At the time Mr. Franklin attended Indiana, teachers and preachers were often considered the most prominent and respected citizens in the black community in a city like Chattanooga due to the barriers for advancement in many other fields.

 

And Mr. Franklin must have felt a calling to get into education, even though, in contrast to many black Chattanoogans at that time with no such alternatives, he could enjoy a comfortable living working with the family’s funeral home business.

 

While details of his story as a graduate student at Indiana are apparently lost to history, it is obvious that going through the program no doubt took plenty of effort from him. Just getting up to Bloomington and back in the old pre-Interstate travel days – either by train or car -- was challenging enough. And the schoolwork no doubt required effort.

 

But the rewards were apparently great, too. Fellow black alum Lena Prewitt, who attended Indiana from Alabama and later worked for NASA, said of the experience in the 2008 magazine story, “The Southern culture robbed us of our dignity and of our self-esteem and our self-worth. Indiana restored my self-worth.”

 

While a number of mostly white colleges did offer graduate programs appealing to black students from the South and possibly elsewhere, Indiana was among the largest in the country for enrollment. This was probably due in part to the fact that Bloomington’s location in Southern Indiana was not far from many Southern states.

 

IU was not completely integrated in all areas by that time, but it was working hard to be under the popular school president, Dr. Herman B. Wells, historical research reveals.

 

It is not known if any other black Chattanooga educators from that time period were enrolled at Indiana, or exactly how Mr. Franklin learned of the program, other than possibly at Fisk. A spot check of the obituaries of a few other well-known black local educators found online did not reveal any who had also gone to Indiana.

 

Harry McKeldin Jr., who went through the undergraduate program at Knoxville College, had done graduate work at Columbia University in New York, another school that drew black students from the South and elsewhere.

 

Mr. Franklin would have been at Indiana at the time when Bill Garrett was the first black to play varsity basketball at a Big 10 school. He also graduated in 1951, so perhaps the two crossed paths or knew each other.

 

With some direction from Mr. Carney, I went by the old education building while visiting Indiana University. It is now the Bess Meshulam Simon Music Library and Recital Hall that is part of Indiana University’s acclaimed Jacobs School of Music.

 

The structure, which has been remodeled on the inside, had ceased being used by the education school about 1992, when a new facility was built, Mr. Carney said.

 

But a few reminders of the building’s past still come to life in a way as harmonious as the music played there, although in an architectural way. For example, the seemingly symmetrical building was built in 1937 and was a laboratory high school for a number of years, as an inscription and plaque, respectively, still note.
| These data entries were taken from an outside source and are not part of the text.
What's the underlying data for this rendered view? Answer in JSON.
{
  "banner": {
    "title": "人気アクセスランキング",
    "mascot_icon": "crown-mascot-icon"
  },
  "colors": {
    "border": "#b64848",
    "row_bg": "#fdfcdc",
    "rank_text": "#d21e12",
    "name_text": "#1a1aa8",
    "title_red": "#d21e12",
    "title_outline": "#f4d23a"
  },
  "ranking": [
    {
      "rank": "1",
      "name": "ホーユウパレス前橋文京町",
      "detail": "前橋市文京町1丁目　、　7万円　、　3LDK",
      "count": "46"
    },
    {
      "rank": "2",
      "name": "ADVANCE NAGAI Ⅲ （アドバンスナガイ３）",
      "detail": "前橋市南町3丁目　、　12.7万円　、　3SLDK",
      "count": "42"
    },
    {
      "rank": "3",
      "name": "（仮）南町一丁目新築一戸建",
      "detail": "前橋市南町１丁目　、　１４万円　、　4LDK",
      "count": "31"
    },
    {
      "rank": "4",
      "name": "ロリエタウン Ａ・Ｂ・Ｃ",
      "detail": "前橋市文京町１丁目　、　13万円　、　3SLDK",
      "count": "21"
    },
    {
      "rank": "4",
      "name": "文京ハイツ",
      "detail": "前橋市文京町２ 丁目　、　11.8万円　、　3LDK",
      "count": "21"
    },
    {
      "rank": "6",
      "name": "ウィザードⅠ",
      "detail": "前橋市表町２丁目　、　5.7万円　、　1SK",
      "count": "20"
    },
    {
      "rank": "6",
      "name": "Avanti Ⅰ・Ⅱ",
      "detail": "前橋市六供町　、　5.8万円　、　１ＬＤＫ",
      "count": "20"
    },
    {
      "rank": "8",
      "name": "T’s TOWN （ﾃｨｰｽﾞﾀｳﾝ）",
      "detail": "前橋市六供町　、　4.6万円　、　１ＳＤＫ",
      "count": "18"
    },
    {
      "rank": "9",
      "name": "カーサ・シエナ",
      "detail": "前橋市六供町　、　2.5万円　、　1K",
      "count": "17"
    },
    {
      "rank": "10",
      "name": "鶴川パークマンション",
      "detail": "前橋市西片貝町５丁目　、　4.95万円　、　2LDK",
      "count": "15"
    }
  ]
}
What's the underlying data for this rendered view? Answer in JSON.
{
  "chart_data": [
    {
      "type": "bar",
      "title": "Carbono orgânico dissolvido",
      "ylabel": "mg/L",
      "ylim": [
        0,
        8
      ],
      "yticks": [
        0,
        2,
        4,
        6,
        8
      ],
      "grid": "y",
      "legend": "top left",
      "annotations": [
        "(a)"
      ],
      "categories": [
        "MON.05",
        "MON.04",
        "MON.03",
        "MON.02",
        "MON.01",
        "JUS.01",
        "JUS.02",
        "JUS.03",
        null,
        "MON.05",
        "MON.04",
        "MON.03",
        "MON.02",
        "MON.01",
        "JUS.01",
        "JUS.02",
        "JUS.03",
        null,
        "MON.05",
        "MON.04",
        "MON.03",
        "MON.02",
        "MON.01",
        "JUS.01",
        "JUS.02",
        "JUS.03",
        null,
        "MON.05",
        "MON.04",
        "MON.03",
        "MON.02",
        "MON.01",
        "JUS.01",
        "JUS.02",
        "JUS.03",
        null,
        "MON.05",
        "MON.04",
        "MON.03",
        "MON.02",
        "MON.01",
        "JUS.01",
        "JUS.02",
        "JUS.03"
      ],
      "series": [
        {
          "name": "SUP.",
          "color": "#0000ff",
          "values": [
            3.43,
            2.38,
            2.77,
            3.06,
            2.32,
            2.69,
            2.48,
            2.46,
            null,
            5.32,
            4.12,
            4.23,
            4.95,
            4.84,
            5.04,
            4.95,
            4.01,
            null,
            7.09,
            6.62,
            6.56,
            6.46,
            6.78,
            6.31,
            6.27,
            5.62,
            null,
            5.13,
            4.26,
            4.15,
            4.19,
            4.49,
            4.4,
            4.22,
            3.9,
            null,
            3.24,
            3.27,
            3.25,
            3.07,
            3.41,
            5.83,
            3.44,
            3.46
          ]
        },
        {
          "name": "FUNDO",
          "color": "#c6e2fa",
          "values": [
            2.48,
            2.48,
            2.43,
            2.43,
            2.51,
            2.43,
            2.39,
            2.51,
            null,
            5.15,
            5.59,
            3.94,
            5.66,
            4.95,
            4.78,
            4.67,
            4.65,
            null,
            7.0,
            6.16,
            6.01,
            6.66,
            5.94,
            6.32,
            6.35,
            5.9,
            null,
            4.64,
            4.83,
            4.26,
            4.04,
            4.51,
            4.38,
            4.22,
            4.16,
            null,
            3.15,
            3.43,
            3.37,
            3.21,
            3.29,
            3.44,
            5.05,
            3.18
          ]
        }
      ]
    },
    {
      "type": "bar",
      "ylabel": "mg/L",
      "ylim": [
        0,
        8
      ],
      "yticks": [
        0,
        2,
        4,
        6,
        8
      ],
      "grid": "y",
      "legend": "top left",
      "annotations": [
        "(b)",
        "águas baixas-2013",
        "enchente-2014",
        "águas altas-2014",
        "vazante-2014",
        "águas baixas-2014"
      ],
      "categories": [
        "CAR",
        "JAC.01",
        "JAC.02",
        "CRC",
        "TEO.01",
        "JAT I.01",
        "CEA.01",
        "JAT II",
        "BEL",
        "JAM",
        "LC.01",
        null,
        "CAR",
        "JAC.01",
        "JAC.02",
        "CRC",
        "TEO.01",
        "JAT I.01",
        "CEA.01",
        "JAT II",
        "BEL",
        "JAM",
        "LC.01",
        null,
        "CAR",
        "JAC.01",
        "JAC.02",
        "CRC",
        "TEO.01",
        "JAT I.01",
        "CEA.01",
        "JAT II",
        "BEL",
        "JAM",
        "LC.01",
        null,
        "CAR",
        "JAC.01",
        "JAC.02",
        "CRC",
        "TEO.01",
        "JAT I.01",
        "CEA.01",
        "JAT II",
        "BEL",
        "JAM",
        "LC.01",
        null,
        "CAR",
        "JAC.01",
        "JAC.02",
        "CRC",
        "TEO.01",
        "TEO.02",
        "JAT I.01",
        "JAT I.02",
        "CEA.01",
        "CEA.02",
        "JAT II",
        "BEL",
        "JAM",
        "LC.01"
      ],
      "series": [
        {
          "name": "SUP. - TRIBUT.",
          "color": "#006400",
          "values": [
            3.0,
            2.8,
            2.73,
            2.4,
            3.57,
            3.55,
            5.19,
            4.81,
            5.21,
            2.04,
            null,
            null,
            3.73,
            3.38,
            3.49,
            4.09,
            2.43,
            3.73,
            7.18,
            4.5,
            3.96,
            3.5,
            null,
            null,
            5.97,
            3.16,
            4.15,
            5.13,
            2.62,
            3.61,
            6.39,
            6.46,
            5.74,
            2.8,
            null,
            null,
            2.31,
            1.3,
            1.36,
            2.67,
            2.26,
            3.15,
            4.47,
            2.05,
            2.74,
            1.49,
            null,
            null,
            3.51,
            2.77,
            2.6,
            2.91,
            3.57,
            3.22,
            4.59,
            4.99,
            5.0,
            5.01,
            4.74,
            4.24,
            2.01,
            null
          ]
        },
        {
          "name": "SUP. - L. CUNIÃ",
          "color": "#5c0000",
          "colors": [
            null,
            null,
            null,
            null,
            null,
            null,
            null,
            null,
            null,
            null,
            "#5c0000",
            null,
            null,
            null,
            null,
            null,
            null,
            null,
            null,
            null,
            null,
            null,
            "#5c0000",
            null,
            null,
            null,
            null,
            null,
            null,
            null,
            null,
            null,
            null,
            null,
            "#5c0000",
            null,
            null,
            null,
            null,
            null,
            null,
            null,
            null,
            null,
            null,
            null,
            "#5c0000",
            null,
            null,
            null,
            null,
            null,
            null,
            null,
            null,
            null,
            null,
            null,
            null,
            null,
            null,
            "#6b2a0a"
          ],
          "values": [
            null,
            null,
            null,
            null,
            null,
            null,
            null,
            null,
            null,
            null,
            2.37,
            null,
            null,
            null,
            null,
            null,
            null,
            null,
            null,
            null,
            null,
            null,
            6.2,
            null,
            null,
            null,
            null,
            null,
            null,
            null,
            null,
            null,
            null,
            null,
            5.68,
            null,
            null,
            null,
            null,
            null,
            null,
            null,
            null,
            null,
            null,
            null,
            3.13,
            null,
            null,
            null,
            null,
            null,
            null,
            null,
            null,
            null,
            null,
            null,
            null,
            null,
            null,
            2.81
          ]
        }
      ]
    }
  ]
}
The word, “Education,” is also still found over one side entrance.

 

In addition, a couple of education-related quotes are also present. They say “Education Shall Forever Be Encouraged,” a saying attributed to an Ordinance from 1787, and “Teachers Must Inspire As well As Instruct.” The latter is credited to early Indiana education pioneer Caleb Mills.

 

And inside is a simply gorgeous stairway hall with marble flooring of multi-colors, perhaps unintentionally symbolic of the education program that had integrated early on. A ring/seal apparently depicting symbols of the Zodiac also is embedded in the floor.

 

There is also some stonework lining the wall next to a stairway, where countless students, including probably Mr. Franklin, went up and down on the way to classes.

 

He was likely trying to ascend in a pioneering sort of social way, too.

 

He apparently succeeded, based on his later accomplishments that culminated with the recent renaming of the City Council building in his memory.